L'échelle d'espacement à base 16, ratio 2, deux notes — les pas 8, 11, 16, 23, 32 qui fournissent les écarts, les tailles d'icônes et les marges intérieures de la barre d'outils

Les écarts entre les cibles comptent-ils ?

Oui — l’espacement entre les cibles achète de la précision de la même manière que la taille. Les touchers se dispersent autour du point visé, si bien que la couture entre deux cibles adjacentes est l’endroit où les ratés cessent d’être inoffensifs : deux cibles de 48px sans aucun écart entre elles produisent quand même des touchers déclenchant la mauvaise action au bord commun, car près de ce bord la moitié environ de la dispersion atterrit sur la voisine. Un écart de 8px transforme la couture en espace mort — un raté n’y fait rien, ce qui est rattrapable, au lieu de déclencher la mauvaise action, ce qui ne l’est pas forcément.

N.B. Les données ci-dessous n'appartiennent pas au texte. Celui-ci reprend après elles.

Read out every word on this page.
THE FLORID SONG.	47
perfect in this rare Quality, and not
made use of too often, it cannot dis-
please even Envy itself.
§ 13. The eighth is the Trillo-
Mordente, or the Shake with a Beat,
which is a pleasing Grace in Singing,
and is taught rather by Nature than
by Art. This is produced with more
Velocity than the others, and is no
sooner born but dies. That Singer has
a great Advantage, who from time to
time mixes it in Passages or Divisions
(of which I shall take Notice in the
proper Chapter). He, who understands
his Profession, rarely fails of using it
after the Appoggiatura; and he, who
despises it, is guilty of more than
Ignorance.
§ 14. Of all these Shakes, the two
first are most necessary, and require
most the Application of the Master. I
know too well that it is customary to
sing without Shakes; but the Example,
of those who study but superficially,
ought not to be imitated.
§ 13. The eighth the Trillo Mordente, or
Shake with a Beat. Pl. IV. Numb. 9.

WCAG encode ce même compromis explicitement : son exception d’espacement permet à une cible sous-dimensionnée d’être conforme lorsqu’elle est suffisamment isolée, ce qui revient à ce que la norme admette que la taille effective d’une cible est sa taille plus sa séparation. La disposition la plus dense qui reste sûre est rarement le nombre maximal de cibles collées les unes aux autres — c’est une cible de moins, avec des écarts.

Quand une cible plus petite est-elle acceptable ?

Les exceptions de WCAG esquissent la réponse honnête : les liens à l’intérieur d’une phrase sont exemptés, une petite cible passe lorsque la même action existe sous forme d’un contrôle plus grand ailleurs sur la page, et l’exception d’espacement couvre les dispositions denses mais isolées. Au-delà de la conformité, le contexte compte — les pointeurs de souris tolèrent des cibles plus petites que les doigts — mais les appareils hybrides ordinateur portable-tablette brouillent la frontière, si bien que lorsque le mode de saisie est incertain, les planchers tactiles sont le choix par défaut le plus sûr.

Densifier la barre d’outils sans perdre le plancher

Parfois les 48 ne rentrent vraiment pas — plus de contrôles que la ligne ne peut en accueillir. La solution n’est pas de rogner la marge intérieure au feeling mais de la re-dériver : ouvrez la même échelle avec une troisième note par octave et le menu gagne des pas à 10, 13, 20 et 25. Complétez l’icône de 24px avec le nouveau pas 10 et la zone active tombe exactement sur 44 — le plancher d’Apple — récupérant 4px par contrôle tandis que chaque chiffre reste dérivé plutôt qu’improvisé.